State statistics bureau SSB (Statistics Norway) has stated that Norway’s oil industry accounted for 27 percent of all carbon emissions in Norway last year. Annual emissions from oil and gas production alone have increased by fully 91 percent since 1990, in line with huge production increases. That has slowed the past year, because of the dive in oil prices, but as Sundtoft said: “We supply the world with oil and gas, and then we get higher emissions.”

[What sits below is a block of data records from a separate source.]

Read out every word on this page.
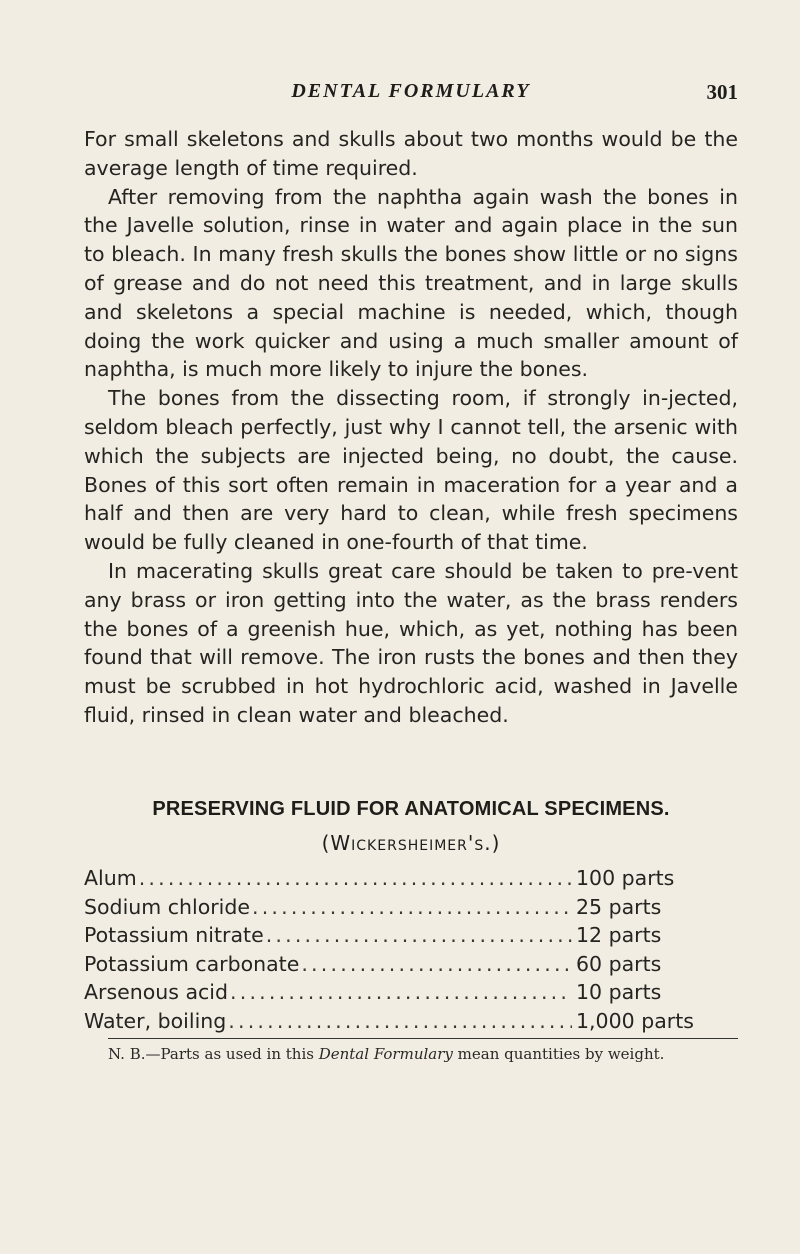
DENTAL FORMULARY	301

For small skeletons and skulls about two months would be the average length of time required.

After removing from the naphtha again wash the bones in the Javelle solution, rinse in water and again place in the sun to bleach. In many fresh skulls the bones show little or no signs of grease and do not need this treatment, and in large skulls and skeletons a special machine is needed, which, though doing the work quicker and using a much smaller amount of naphtha, is much more likely to injure the bones.

The bones from the dissecting room, if strongly in-jected, seldom bleach perfectly, just why I cannot tell, the arsenic with which the subjects are injected being, no doubt, the cause. Bones of this sort often remain in maceration for a year and a half and then are very hard to clean, while fresh specimens would be fully cleaned in one-fourth of that time.

In macerating skulls great care should be taken to pre-vent any brass or iron getting into the water, as the brass renders the bones of a greenish hue, which, as yet, nothing has been found that will remove. The iron rusts the bones and then they must be scrubbed in hot hydrochloric acid, washed in Javelle fluid, rinsed in clean water and bleached.

PRESERVING FLUID FOR ANATOMICAL SPECIMENS.
(Wickersheimer's.)
Alum .....	100 parts
Sodium chloride .....	25 parts
Potassium nitrate .....	12 parts
Potassium carbonate .....	60 parts
Arsenous acid .....	10 parts
Water, boiling .....	1,000 parts
N. B.—Parts as used in this Dental Formulary mean quantities by weight.
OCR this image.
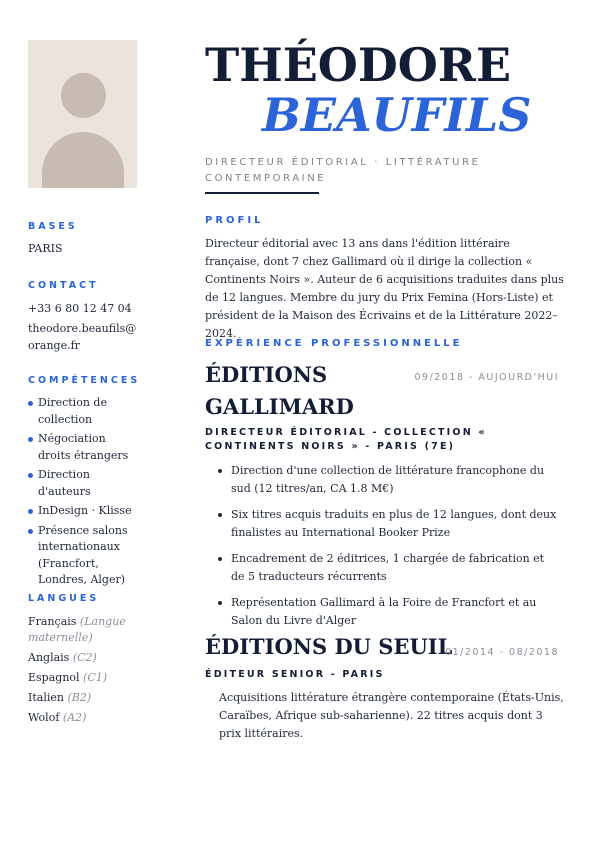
BASES
PARIS
CONTACT
+33 6 80 12 47 04
theodore.beaufils@orange.fr
COMPÉTENCES
Direction de collection
Négociation droits étrangers
Direction d'auteurs
InDesign · Klisse
Présence salons internationaux (Francfort, Londres, Alger)
LANGUES
Français (Langue maternelle)
Anglais (C2)
Espagnol (C1)
Italien (B2)
Wolof (A2)
THÉODORE
BEAUFILS
DIRECTEUR ÉDITORIAL · LITTÉRATURE CONTEMPORAINE
PROFIL
Directeur éditorial avec 13 ans dans l'édition littéraire française, dont 7 chez Gallimard où il dirige la collection « Continents Noirs ». Auteur de 6 acquisitions traduites dans plus de 12 langues. Membre du jury du Prix Femina (Hors-Liste) et président de la Maison des Écrivains et de la Littérature 2022–2024.
EXPÉRIENCE PROFESSIONNELLE
ÉDITIONS
GALLIMARD
09/2018 - AUJOURD'HUI
DIRECTEUR ÉDITORIAL - COLLECTION « CONTINENTS NOIRS » - PARIS (7E)
Direction d'une collection de littérature francophone du sud (12 titres/an, CA 1.8 M€)
Six titres acquis traduits en plus de 12 langues, dont deux finalistes au International Booker Prize
Encadrement de 2 éditrices, 1 chargée de fabrication et de 5 traducteurs récurrents
Représentation Gallimard à la Foire de Francfort et au Salon du Livre d'Alger
ÉDITIONS DU SEUIL
01/2014 - 08/2018
ÉDITEUR SENIOR - PARIS
Acquisitions littérature étrangère contemporaine (États-Unis, Caraïbes, Afrique sub-saharienne). 22 titres acquis dont 3 prix littéraires.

She hastened to add, though, that the petroleum industry pays high carbon taxes and is working to curb its own emissions. “The government urges the oil companies to choose energy-efficient solutions,” Sundtoft said. “We will continue to offer strong incentives for lower emissions in this sector.”

Dubious record
But the sector itself leaves Norway, for all its ambitious environmental and climate goals, with a dubious if not downright embarrassing emissions record at home. That’s why Norwegian negotiators plan to insist at the meetings in Paris over the next two weeks on being able to keep paying for emissions cuts in other countries, via so-called “market mechanisms” like “climate quotas,” in order to get credit for the cuts and help offset Norway’s own emissions.

Norwegian officials have stated that Norway will cut its emissions by 30 percent by 2020, and the current Conservatives-led government has latched on to EU goals of 40 percent cuts by 2030. Prime Minister Erna Solberg admitted to newspaper VG last week, however, that the goal for 2020 may not be met. The finance ministry’s new figures confirm that, if emissions continue at their current rate.

Sundtoft notes, however, that cutting emissions within Norway remains a huge challenge because almost all other energy already is supplied by renewable sources, via Norway’s wealth of waterfalls that produce hydroelectric power. Germany and the UK have been able to switch to more climate-friendly methods, while Norway had been using them all along. “We haven’t had the same possibilities as other countries to actually cut emissions by shifting from fossil-fuel energy to renewable energy,” Sundtoft told Dagsavisen.

And since neither the former Labour-led government coalition nor the current Conservative coalition wants to seriously curtail the oil industry, for economic reasons, Norway faces fewer chances and tougher prospects for making substantial emission cuts. Sundtoft notes that Norway’s emissions would have been even higher than they are now without all the other onerous measures imposed on Norwegians, like high fuel taxes and various other climate-related fees and taxes, all of which are aimed at discouraging consumption and raising funds to finance emissions cuts abroad.

“But there is no doubt that Norway’s emissions must decline,” Sundtoft claimed. “We’re working hard to meet our goals, but it’s demanding. Many of the measures we’re putting into place now may not yield results for many years. But the goals are firm.”